Even though Denton’s code enforcement philosophy shifted six years ago — after two community studies and several years of public work on a controversial property maintenance code — the change from reactive to proactive work was still news to at least some on the City Council this week.
The City Council took time during its annual planning retreat Monday to hear more about the department’s work in general and its enforcement of the sign ordinance in particular.
Mayor Mark Burroughs told the council that he asked that the matter be on the agenda after hearing complaints and concerns from the community. Some residents have complained to council members that the department has become “nit-picky.”
The philosophical shift meant that, instead of waiting by the phone for complaints, officers are actively working cases both small and large, according to Lancine Bentley, code enforcement’s division manager.
The shift brings the department in line with others using “best practices” in code enforcement and decreases the selective enforcement inherent in simply waiting for complaints, Bentley said.
But it also has greatly increased the city’s caseload.
Six years ago, the department worked about 3,000 cases. In 2012, the department worked more than 14,000 cases, about 98 percent of which were eventually abated.
The city still responds to complaints, but people don’t always call in their concerns, Bentley said.
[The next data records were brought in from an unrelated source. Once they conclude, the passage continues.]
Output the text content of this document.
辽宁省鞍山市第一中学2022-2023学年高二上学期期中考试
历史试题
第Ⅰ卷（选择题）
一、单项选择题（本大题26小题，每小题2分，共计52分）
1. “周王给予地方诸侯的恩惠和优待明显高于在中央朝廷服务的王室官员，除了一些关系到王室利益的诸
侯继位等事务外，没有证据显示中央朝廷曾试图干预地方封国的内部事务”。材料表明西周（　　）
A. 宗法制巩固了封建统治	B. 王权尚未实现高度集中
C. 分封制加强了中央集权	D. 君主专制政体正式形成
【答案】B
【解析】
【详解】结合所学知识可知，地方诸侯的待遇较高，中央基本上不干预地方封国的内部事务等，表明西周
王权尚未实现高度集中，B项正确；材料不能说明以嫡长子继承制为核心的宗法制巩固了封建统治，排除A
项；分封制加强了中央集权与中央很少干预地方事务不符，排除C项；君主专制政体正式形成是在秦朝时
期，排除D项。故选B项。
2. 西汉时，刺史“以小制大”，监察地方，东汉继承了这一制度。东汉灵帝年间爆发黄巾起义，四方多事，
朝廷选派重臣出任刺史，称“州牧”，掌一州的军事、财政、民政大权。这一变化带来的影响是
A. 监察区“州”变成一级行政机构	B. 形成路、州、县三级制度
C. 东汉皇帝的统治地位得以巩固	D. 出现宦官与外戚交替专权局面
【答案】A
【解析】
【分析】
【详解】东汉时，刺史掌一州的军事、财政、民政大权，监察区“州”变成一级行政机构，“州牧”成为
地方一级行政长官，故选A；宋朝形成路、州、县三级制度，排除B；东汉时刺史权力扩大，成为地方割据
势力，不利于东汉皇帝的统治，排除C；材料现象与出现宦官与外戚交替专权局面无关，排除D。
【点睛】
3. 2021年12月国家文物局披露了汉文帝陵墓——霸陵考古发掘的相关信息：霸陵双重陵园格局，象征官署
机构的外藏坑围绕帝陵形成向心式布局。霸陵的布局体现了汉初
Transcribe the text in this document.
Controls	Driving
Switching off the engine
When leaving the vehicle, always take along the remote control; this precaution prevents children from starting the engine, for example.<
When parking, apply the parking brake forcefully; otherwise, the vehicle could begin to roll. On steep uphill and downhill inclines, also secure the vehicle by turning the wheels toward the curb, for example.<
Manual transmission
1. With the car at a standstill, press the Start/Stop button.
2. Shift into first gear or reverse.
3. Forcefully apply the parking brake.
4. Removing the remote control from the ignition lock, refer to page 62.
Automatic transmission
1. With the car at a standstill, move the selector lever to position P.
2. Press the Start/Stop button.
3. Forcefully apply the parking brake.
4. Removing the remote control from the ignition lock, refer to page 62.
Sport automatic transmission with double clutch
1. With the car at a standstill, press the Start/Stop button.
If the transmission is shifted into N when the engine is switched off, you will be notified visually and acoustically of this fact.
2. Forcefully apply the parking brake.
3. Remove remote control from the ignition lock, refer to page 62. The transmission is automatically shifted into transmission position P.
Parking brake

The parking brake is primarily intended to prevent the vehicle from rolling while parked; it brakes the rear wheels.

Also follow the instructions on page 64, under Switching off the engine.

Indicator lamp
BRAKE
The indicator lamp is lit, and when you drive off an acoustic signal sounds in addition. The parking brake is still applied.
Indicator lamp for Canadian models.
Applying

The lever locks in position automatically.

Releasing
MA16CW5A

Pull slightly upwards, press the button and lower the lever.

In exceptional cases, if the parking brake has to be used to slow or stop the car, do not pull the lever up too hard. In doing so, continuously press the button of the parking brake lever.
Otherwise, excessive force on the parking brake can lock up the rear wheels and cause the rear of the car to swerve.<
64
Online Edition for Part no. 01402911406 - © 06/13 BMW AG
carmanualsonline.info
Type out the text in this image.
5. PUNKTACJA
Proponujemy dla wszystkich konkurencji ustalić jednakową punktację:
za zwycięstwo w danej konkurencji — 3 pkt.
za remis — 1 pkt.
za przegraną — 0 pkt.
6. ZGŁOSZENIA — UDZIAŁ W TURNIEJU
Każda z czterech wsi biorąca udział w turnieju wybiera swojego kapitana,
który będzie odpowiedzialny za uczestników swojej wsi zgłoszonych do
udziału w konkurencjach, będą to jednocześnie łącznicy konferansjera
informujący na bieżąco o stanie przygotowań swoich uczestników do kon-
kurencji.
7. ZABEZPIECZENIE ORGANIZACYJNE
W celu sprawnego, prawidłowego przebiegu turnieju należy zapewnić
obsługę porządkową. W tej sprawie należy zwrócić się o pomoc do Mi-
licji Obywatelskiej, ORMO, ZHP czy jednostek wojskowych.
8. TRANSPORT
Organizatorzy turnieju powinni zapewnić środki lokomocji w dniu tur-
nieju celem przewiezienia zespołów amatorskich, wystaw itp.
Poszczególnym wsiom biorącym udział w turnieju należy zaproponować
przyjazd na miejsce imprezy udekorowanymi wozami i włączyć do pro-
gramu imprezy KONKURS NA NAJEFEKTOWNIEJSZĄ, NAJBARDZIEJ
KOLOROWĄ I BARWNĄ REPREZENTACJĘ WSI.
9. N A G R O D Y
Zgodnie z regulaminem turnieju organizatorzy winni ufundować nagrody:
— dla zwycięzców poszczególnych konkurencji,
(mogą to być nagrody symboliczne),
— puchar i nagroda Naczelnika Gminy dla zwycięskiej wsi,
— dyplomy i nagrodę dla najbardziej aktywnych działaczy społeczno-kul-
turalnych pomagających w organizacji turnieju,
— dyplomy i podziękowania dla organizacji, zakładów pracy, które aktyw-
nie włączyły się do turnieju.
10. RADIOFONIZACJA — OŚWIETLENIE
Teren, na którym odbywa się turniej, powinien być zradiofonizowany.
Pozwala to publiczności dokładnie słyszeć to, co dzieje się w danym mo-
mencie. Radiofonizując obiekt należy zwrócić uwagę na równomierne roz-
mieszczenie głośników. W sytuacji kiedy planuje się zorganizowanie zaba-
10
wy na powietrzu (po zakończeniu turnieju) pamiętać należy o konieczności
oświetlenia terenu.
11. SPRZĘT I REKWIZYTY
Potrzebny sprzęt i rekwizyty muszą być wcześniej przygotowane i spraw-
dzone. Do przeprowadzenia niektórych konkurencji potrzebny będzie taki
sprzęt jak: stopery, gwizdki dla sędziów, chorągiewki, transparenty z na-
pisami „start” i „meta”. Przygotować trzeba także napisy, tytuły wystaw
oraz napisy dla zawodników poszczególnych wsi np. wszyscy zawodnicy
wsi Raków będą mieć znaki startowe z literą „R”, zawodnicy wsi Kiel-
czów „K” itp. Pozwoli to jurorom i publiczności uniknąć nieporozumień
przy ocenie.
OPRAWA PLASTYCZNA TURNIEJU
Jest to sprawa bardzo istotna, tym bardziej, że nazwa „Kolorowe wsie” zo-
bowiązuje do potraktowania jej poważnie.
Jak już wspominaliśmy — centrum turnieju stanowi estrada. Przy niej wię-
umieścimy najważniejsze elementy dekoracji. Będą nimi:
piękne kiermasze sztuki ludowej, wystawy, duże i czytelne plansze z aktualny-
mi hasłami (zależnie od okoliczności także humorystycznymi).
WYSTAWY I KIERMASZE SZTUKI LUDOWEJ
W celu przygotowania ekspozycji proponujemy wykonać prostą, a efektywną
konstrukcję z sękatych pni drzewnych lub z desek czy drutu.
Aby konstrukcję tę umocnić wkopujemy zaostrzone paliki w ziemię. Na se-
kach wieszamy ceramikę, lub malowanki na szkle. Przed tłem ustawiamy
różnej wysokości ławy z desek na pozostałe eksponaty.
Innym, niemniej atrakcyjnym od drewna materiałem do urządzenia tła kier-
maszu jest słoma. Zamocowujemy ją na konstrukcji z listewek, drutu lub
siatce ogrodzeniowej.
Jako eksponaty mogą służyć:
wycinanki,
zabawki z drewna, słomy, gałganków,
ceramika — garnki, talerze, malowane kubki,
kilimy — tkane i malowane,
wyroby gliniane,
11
For example, in early 2011, the department began working one of its largest cases. It took more than 14 months to clean up a 7-acre property with several substandard structures, Bentley said.
About 20,000 tires also had been dumped there. The 94-year-old owner of the property was frail and living in Dallas, so the neighbors never complained. But after the property was cleaned up, neighbors told city workers they were grateful, including one neighbor who was hopeful her property would finally sell.
Some areas of town complain less than would be expected, given the problems, Bentley told the council.
“Some of the residents are older, some might be afraid of being found out and some are afraid of retaliation,” Bentley said.
The philosophical shift helped the city deal more effectively with dangerous buildings, she said. From 1997 to 2007, the city demolished 46 buildings. From 2008 to the present, the city demolished 276 buildings, and oversaw the rehabilitation of 71 more, for $142,000, just $10,000 more than the 10 years before.
Proactive enforcement of health and safety issues didn’t concern Burroughs, but the many notices for aesthetic matters did, he said.
The department recently sent notices to more than 50 properties to clear shrubbery and other items along a sidewalk, Bentley said.
She knew that case had irked many people, some of whom complained to council members, but the department couldn’t ignore the person’s complaint. The complainant is blind and couldn’t use the sidewalk safely, she said.
Aesthetic improvements can also help trigger revitalization of neighborhoods otherwise in decline, Bentley said.
She pointed to Bolivar Street as one example where the city began enforcing minimum building standards, which for many homes meant gravel driveways needed to be improved.
Then, for some, that led to other beautification and improvement projects.
“Bolivar Street is one example where they weren’t too excited when they got our notices,” Bentley said. “But now they are doing more. People get inspired and clean up the place.”
In an interview this week, Peggy Capps, who owns a home in the Oak-Hickory Historic District with a gravel driveway, questioned whether requiring people to invest in 4 inches of gravel, and wood or pavestone edging on their driveways, isn’t going overboard.
“On Bolivar Street, now there is gravel on the sidewalks and on the street,” Capps said. “We have far more pressing problems — in my opinion, public safety is more important than gravel drives.”
The council didn’t direct the department to abandon its proactive approach, but did ask Bentley to look more closely at the way it approached aesthetic issues and at the warning notices, to see whether those could be more customer-friendly.
Council members also encouraged the city staff to consider whether to change the name of the department from Code Enforcement to Code Compliance.
And Burroughs encouraged the department to focus on outcomes, not the volume of citations.
The council was less concerned with the city’s sign ordinance, which they learned this week has some conflicting passages that make enforcement difficult.
Planning director Brian Lockley asked whether the city should include rewriting that ordinance as part of the work being done to update the city’s development code, but the council suggested Bentley and Lockley bring forward some interim rewrites to a future meeting instead.
Council member Jim Engelbrecht, a longtime resident, said Denton has a split public standard that may make it difficult to resolve aesthetic issues in the sign ordinance or elsewhere in the property maintenance code.
“Some think we should allow anything anywhere,” Engelbrecht said. “And some want Hilton Head [Island] — nothing anywhere.”